Da un punto di vista narrativo, sembra esserci una sorta di filo sottile che unisce The Green Inferno al dittico di Hostel: anche qui infatti troviamo un gruppo di giovani americani persi e isolati in un contesto a loro straniero (l’Europa nei film precedenti, oggi invece la foresta Amazzonica), nel quale vene completamente ribaltato l’ordine dei ruoli che solitamente vede i protagonisti di nazionalità statunitense come padroni indiscussi del proprio destino. Un aspetto che deve stare molto a cuore a Roth, e che nei due Hostel aveva sviluppato con una (involontaria?) consapevolezza del genere e delle sue regole che ancora oggi è in grado di sorprendere. Hostel e Hostel – parte II rimangono infatti due testi imprescindibili per capire l’horror americano degli anni Duemila, nei quali la violenza si trasforma in un virus dilagante e inarrestabile che finisce per contagiare lo spettatore stesso (il primo film), per poi espandersi a macchia d’olio sorpassando abilmente confini fisici, ruoli e appartenenze sessuali (il secondo). Tutto questo viene accennato anche in The Green Inferno, nel quale la prigionia dei protagonisti civilizzati ad opera dei selvaggi indios vorrebbe sottolineare ancora una volta l’impotenza dinanzi al progredire dell’orrore (in contrapposizione a un’altra avanzata, quella del progresso nella giungla che gli attivisti del film vorrebbero contrastare). Ma stavolta il discorso non funziona, e comincia ben presto a manifestare tutte le proprie lacune.
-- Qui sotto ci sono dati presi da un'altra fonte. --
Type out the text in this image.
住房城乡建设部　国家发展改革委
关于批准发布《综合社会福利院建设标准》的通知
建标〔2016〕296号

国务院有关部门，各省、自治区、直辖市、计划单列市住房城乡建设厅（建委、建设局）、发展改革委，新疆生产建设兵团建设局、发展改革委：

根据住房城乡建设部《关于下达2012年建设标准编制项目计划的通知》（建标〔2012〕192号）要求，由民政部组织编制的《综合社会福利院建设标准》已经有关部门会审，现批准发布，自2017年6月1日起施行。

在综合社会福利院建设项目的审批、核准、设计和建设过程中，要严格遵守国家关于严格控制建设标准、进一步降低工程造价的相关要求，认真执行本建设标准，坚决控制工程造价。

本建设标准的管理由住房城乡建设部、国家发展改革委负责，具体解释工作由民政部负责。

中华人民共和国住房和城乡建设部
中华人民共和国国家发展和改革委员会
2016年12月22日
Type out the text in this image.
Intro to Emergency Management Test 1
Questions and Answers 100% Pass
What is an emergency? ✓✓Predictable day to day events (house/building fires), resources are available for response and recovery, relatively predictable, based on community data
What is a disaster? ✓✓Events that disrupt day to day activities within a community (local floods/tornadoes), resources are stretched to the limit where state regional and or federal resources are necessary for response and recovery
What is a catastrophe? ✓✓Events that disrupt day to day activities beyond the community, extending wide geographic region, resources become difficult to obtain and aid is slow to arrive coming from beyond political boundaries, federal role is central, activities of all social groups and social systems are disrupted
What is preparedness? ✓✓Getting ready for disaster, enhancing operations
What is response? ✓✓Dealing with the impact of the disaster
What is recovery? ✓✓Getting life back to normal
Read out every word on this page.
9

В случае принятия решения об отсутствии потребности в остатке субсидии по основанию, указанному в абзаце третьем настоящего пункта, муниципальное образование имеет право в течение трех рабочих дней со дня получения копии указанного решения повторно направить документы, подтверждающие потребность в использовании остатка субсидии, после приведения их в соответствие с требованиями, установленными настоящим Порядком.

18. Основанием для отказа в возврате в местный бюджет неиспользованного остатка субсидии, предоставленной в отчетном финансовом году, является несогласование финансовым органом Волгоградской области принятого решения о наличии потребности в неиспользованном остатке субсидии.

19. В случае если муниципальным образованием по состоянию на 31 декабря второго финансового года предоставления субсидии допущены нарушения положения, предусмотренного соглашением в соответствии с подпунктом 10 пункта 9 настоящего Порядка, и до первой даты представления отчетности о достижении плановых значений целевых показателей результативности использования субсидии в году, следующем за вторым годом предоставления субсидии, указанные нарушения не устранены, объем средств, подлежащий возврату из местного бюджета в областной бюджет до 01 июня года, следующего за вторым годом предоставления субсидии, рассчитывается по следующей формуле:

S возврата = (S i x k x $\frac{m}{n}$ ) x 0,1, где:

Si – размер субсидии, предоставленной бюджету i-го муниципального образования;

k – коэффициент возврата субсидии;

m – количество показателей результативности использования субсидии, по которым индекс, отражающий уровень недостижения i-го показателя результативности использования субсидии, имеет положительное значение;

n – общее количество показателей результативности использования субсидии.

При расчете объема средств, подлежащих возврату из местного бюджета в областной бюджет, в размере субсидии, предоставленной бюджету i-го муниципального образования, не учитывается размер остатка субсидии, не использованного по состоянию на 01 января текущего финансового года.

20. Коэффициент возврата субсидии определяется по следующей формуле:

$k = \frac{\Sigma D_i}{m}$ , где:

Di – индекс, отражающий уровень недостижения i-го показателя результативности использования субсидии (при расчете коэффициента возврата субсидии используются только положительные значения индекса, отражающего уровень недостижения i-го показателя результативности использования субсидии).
Vittima di una scrittura mediocre, The Green Inferno appare costantemente indeciso sul registro da prendere: sospeso tra momenti seriosi ed altri ai limiti del demenziale, si rivela un prodotto disomogeneo e incoerente, nel quale è impossibile provare empatia per i protagonisti o per quello che viene messo in scena. Non che la verosimiglianza sia un valore imprescindibile, tutt’altro: ma la sospensione dell’incredulità richiesta in alcuni frangenti supera abbondantemente qualsiasi limite, e alla fine ci si interroga su quale sia il vero scopo del film, impossibile da prendere sul serio ma neppure sufficientemente coraggioso nella sua follia per essere considerato veramente dissacrante. Rimane la delusione per il passo falso compiuto da un autore altrimenti interessante, questa volta troppo ancorato ai suoi miti cinefili (il cinema di genere italiano) per riuscire a metter in scena un orrore profondo e personale.